Discussion in 'Plumbers' Talk' started by Cornish Crofter, Oct 15, 2008.

  1. Cornish Crofter

    Cornish Crofter Active Member

    Here's the situation.

    A couple of years ago I bought 2 Sanisplit 3s from a local discount store. They'd got a load in and they were very cheap. They cost just over £200 each, so I was tempted. I bought them over Saniflow for the price alone.

    These looked tempting as they had 3 inlets (including the pan inlet).

    I have one serving the downstairs toilet, wash hand basin, utility room sink and washing machine.

    The other serves the kitchen sink and the dishwasher. The pan inlet is blanked off with the optional blanking plug supplied.

    Although I had heard of Saniflow (these are not made by Saniflow) I had a quick look at these and decided that one would do our basement kitchen, and the other would do the basement utility and cloackroom. Both are below ground level, and hence are around 7 ft below the main drain.

    Unlike the Saniflow they need to be plumbed on the pumped side with either 32 or 40mm, not 22mm. That is the ONLY disadvantage.

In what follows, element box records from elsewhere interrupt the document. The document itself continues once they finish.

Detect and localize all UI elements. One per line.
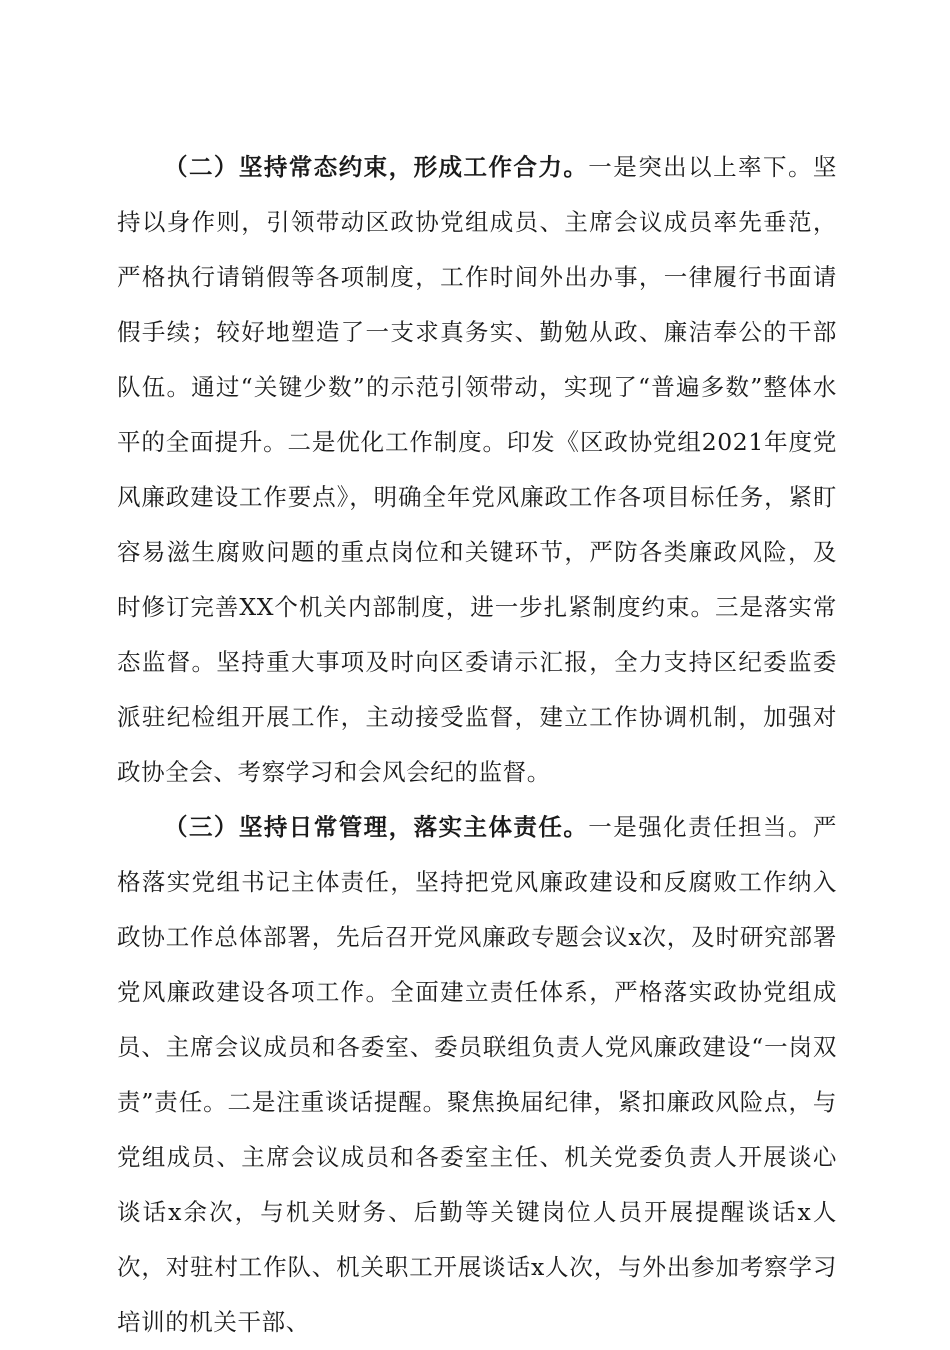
paragraph-body: 一是强化责任担当。严格落实党组书记主体责任，坚持把党风廉政建设和反腐败工作纳入政协工作总体部署，先后召开党风廉政专题会议x次，及时研究部署党风廉政建设各项工作。全面建立责任体系，严格落实政协党组成员、主席会议成员和各委室、委员联组负责人党风廉政建设“一岗双责”责任。二是注重谈话提醒。聚焦换届纪律，紧扣廉政风险点，与党组成员、主席会议成员和各委室主任、机关党委负责人开展谈心谈话x余次，与机关财务、后勤等关键岗位人员开展提醒谈话x人次，对驻村工作队、机关职工开展谈话x人次，与外出参加考察学习培训的机关干部、: [117, 813, 837, 1336]
document-body: [117, 140, 837, 1350]
paragraph-2: [117, 140, 837, 800]
paragraph-body: 一是突出以上率下。坚持以身作则，引领带动区政协党组成员、主席会议成员率先垂范，严格执行请销假等各项制度，工作时间外出办事，一律履行书面请假手续；较好地塑造了一支求真务实、勤勉从政、廉洁奉公的干部队伍。通过“关键少数”的示范引领带动，实现了“普遍多数”整体水平的全面提升。二是优化工作制度。印发《区政协党组2021年度党风廉政建设工作要点》，明确全年党风廉政工作各项目标任务，紧盯容易滋生腐败问题的重点岗位和关键环节，严防各类廉政风险，及时修订完善XX个机关内部制度，进一步扎紧制度约束。三是落实常态监督。坚持重大事项及时向区委请示汇报，全力支持区纪委监委派驻纪检组开展工作，主动接受监督，建立工作协调机制，加强对政协全会、考察学习和会风会纪的监督。: [117, 153, 837, 786]
paragraph-heading: （三）坚持日常管理，落实主体责任。: [164, 813, 589, 841]
paragraph-3: [117, 800, 837, 1350]
paragraph-heading: （二）坚持常态约束，形成工作合力。: [164, 153, 589, 181]
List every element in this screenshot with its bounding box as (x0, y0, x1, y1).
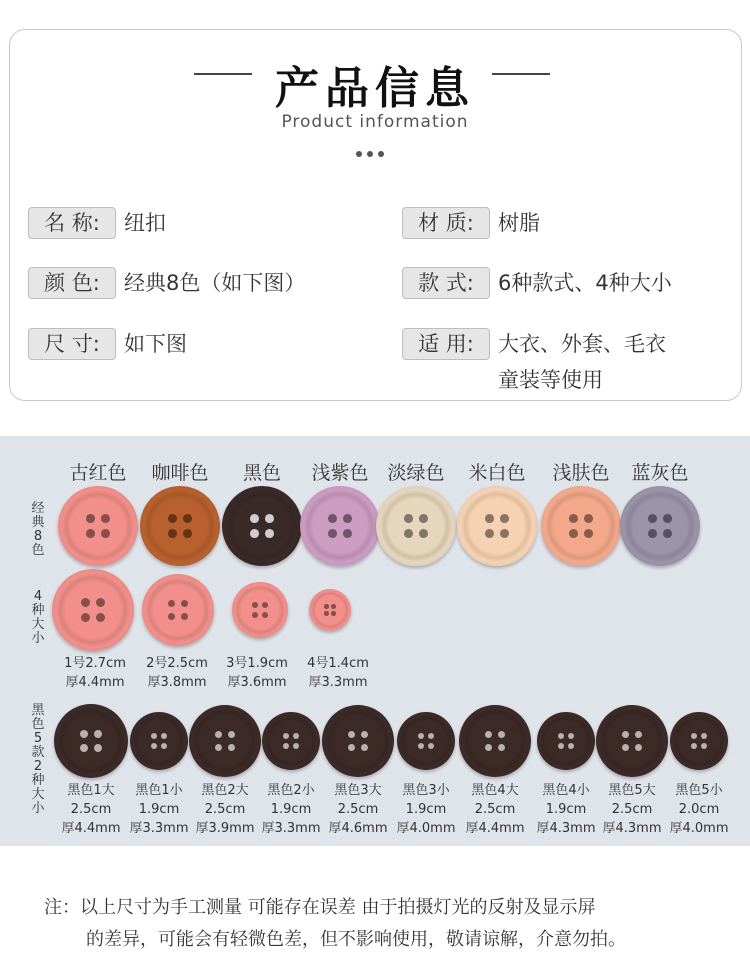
button-hole (500, 529, 509, 538)
black-button-7 (459, 705, 531, 777)
button-hole (250, 514, 259, 523)
size-button-1 (52, 569, 134, 651)
button-hole (635, 744, 643, 752)
button-hole (96, 613, 105, 622)
black-button-4 (262, 712, 320, 770)
button-hole (228, 744, 236, 752)
button-hole (404, 529, 413, 538)
button-hole (622, 731, 630, 739)
button-hole (485, 529, 494, 538)
button-hole (485, 744, 493, 752)
swatch-button-2 (140, 486, 220, 566)
color-name-4: 浅紫色 (311, 462, 369, 484)
swatch-button-6 (457, 486, 537, 566)
size-button-4 (309, 589, 351, 631)
button-hole (418, 743, 424, 749)
field-size (28, 328, 187, 360)
black-thickness-10: 厚4.0mm (669, 821, 729, 836)
button-hole (419, 514, 428, 523)
button-hole (331, 604, 336, 609)
button-hole (151, 743, 157, 749)
size-thickness-2: 厚3.8mm (147, 675, 207, 690)
button-hole (691, 743, 697, 749)
swatch-button-3 (222, 486, 302, 566)
black-name-2: 黑色1小 (135, 783, 183, 798)
button-hole (663, 514, 672, 523)
button-hole (283, 733, 289, 739)
button-hole (348, 744, 356, 752)
button-hole (101, 529, 110, 538)
button-hole (183, 514, 192, 523)
button-hole (558, 743, 564, 749)
button-hole (663, 529, 672, 538)
page-title: 产品信息 (275, 63, 475, 114)
field-name (28, 207, 166, 239)
field-usage (402, 328, 666, 398)
button-hole (80, 730, 88, 738)
button-hole (568, 733, 574, 739)
black-name-1: 黑色1大 (67, 783, 115, 798)
button-hole (418, 733, 424, 739)
field-color-value: 经典8色（如下图） (124, 271, 306, 295)
page-subtitle: Product information (281, 112, 469, 132)
field-size-label: 尺 寸: (28, 328, 116, 360)
black-name-10: 黑色5小 (675, 783, 723, 798)
button-hole (252, 602, 258, 608)
button-hole (498, 731, 506, 739)
color-name-5: 淡绿色 (387, 462, 445, 484)
field-material-value: 树脂 (498, 211, 540, 235)
size-thickness-3: 厚3.6mm (227, 675, 287, 690)
button-hole (101, 514, 110, 523)
button-hole (343, 514, 352, 523)
field-style-value: 6种款式、4种大小 (498, 271, 672, 295)
color-name-2: 咖啡色 (151, 462, 209, 484)
field-material-label: 材 质: (402, 207, 490, 239)
button-hole (324, 604, 329, 609)
black-button-2 (130, 712, 188, 770)
field-style (402, 267, 672, 299)
black-button-5 (322, 705, 394, 777)
black-thickness-8: 厚4.3mm (536, 821, 596, 836)
button-hole (181, 600, 189, 608)
button-hole (215, 744, 223, 752)
row-label-sizes: 4 种 大 小 (31, 589, 45, 646)
button-hole (265, 529, 274, 538)
field-usage-value (498, 326, 666, 398)
button-hole (691, 733, 697, 739)
black-name-8: 黑色4小 (542, 783, 590, 798)
black-diameter-3: 2.5cm (204, 802, 246, 817)
black-button-6 (397, 712, 455, 770)
swatch-button-4 (300, 486, 380, 566)
size-caption-1: 1号2.7cm (64, 656, 126, 671)
black-thickness-6: 厚4.0mm (396, 821, 456, 836)
button-hole (161, 743, 167, 749)
field-usage-value-line1: 大衣、外套、毛衣 (498, 332, 666, 356)
color-name-6: 米白色 (468, 462, 526, 484)
black-diameter-10: 2.0cm (678, 802, 720, 817)
black-diameter-7: 2.5cm (474, 802, 516, 817)
black-diameter-6: 1.9cm (405, 802, 447, 817)
swatch-button-5 (376, 486, 456, 566)
button-hole (81, 598, 90, 607)
button-hole (558, 733, 564, 739)
black-button-3 (189, 705, 261, 777)
button-hole (428, 743, 434, 749)
button-hole (283, 743, 289, 749)
field-usage-label: 适 用: (402, 328, 490, 360)
button-hole (568, 743, 574, 749)
black-diameter-2: 1.9cm (138, 802, 180, 817)
button-hole (86, 529, 95, 538)
button-hole (419, 529, 428, 538)
ellipsis-dots-icon (356, 151, 384, 157)
black-thickness-5: 厚4.6mm (328, 821, 388, 836)
button-hole (215, 731, 223, 739)
black-diameter-9: 2.5cm (611, 802, 653, 817)
black-name-5: 黑色3大 (334, 783, 382, 798)
button-hole (701, 743, 707, 749)
button-hole (228, 731, 236, 739)
button-hole (622, 744, 630, 752)
button-hole (94, 730, 102, 738)
black-diameter-8: 1.9cm (545, 802, 587, 817)
button-hole (168, 514, 177, 523)
button-hole (328, 514, 337, 523)
swatch-button-1 (58, 486, 138, 566)
field-color-label: 颜 色: (28, 267, 116, 299)
size-thickness-1: 厚4.4mm (65, 675, 125, 690)
button-hole (485, 731, 493, 739)
button-hole (94, 744, 102, 752)
black-thickness-1: 厚4.4mm (61, 821, 121, 836)
button-hole (293, 743, 299, 749)
size-caption-2: 2号2.5cm (146, 656, 208, 671)
button-hole (250, 529, 259, 538)
button-hole (161, 733, 167, 739)
button-hole (293, 733, 299, 739)
button-hole (569, 514, 578, 523)
size-button-2 (142, 574, 214, 646)
button-hole (701, 733, 707, 739)
black-name-4: 黑色2小 (267, 783, 315, 798)
size-caption-3: 3号1.9cm (226, 656, 288, 671)
button-hole (498, 744, 506, 752)
black-name-7: 黑色4大 (471, 783, 519, 798)
black-thickness-2: 厚3.3mm (129, 821, 189, 836)
field-usage-value-line2: 童装等使用 (498, 368, 603, 392)
button-hole (569, 529, 578, 538)
black-name-9: 黑色5大 (608, 783, 656, 798)
field-name-value: 纽扣 (124, 211, 166, 235)
row-label-classic: 经 典 8 色 (31, 501, 45, 558)
swatch-panel (0, 436, 750, 846)
button-hole (584, 529, 593, 538)
size-button-3 (232, 582, 288, 638)
color-name-1: 古红色 (69, 462, 127, 484)
disclaimer-line2: 的差异，可能会有轻微色差，但不影响使用，敬请谅解，介意勿拍。 (86, 929, 626, 950)
button-hole (168, 529, 177, 538)
swatch-button-7 (541, 486, 621, 566)
black-diameter-4: 1.9cm (270, 802, 312, 817)
swatch-button-8 (620, 486, 700, 566)
button-hole (265, 514, 274, 523)
row-label-black: 黑 色 5 款 2 种 大 小 (31, 703, 45, 816)
button-hole (168, 613, 176, 621)
button-hole (361, 731, 369, 739)
button-hole (648, 514, 657, 523)
button-hole (343, 529, 352, 538)
color-name-8: 蓝灰色 (631, 462, 689, 484)
button-hole (485, 514, 494, 523)
field-name-label: 名 称: (28, 207, 116, 239)
button-hole (81, 613, 90, 622)
button-hole (648, 529, 657, 538)
field-size-value: 如下图 (124, 332, 187, 356)
field-material (402, 207, 540, 239)
button-hole (262, 612, 268, 618)
black-button-8 (537, 712, 595, 770)
black-diameter-5: 2.5cm (337, 802, 379, 817)
field-style-label: 款 式: (402, 267, 490, 299)
black-button-1 (54, 704, 128, 778)
color-name-7: 浅肤色 (552, 462, 610, 484)
button-hole (168, 600, 176, 608)
button-hole (584, 514, 593, 523)
button-hole (331, 611, 336, 616)
button-hole (348, 731, 356, 739)
button-hole (151, 733, 157, 739)
button-hole (183, 529, 192, 538)
black-diameter-1: 2.5cm (70, 802, 112, 817)
black-thickness-3: 厚3.9mm (195, 821, 255, 836)
disclaimer-line1: 注：以上尺寸为手工测量 可能存在误差 由于拍摄灯光的反射及显示屏 (44, 897, 596, 918)
black-name-3: 黑色2大 (201, 783, 249, 798)
black-name-6: 黑色3小 (402, 783, 450, 798)
button-hole (428, 733, 434, 739)
button-hole (181, 613, 189, 621)
black-button-10 (670, 712, 728, 770)
black-thickness-4: 厚3.3mm (261, 821, 321, 836)
size-thickness-4: 厚3.3mm (308, 675, 368, 690)
size-caption-4: 4号1.4cm (307, 656, 369, 671)
field-color (28, 267, 305, 299)
button-hole (361, 744, 369, 752)
button-hole (328, 529, 337, 538)
button-hole (500, 514, 509, 523)
button-hole (80, 744, 88, 752)
disclaimer-note (44, 892, 626, 956)
black-thickness-7: 厚4.4mm (465, 821, 525, 836)
color-name-3: 黑色 (242, 462, 282, 484)
black-button-9 (596, 705, 668, 777)
black-thickness-9: 厚4.3mm (602, 821, 662, 836)
button-hole (404, 514, 413, 523)
button-hole (252, 612, 258, 618)
button-hole (86, 514, 95, 523)
button-hole (324, 611, 329, 616)
button-hole (262, 602, 268, 608)
button-hole (635, 731, 643, 739)
button-hole (96, 598, 105, 607)
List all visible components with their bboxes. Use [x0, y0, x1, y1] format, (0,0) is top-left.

    When I looked at them I found that they actually came apart. The pump mechanism, which is wired in actually comes apart from the manifold that is permanently plumbed into the toilet and the pumped side. Hence, when the pump gets blocked as it did the other day when one of my children put something down it they shouldn't have done, I only had to undo a hand screw holding the unit in place to remove the pump. The toilet stayed where it was and so did all the other connections (hand basin and utility room drain).

    The only spillage was from what was in the pan, which was fortunately clean and had some bleach. An integral non return valve stopped the head of pumped water from collapsing onto me, so I was pleased about that.

    Once the offending object was removed the whole lot went back together without a fuss, and we were back in business.

    The only improvement IMO that they could consider would be to have a manual valve controlling the inlet from the manifold to the pump. This would at least give one the option of preventing a small flood if I knew the blockage was in the pump itself if I could close this before I remove the pump.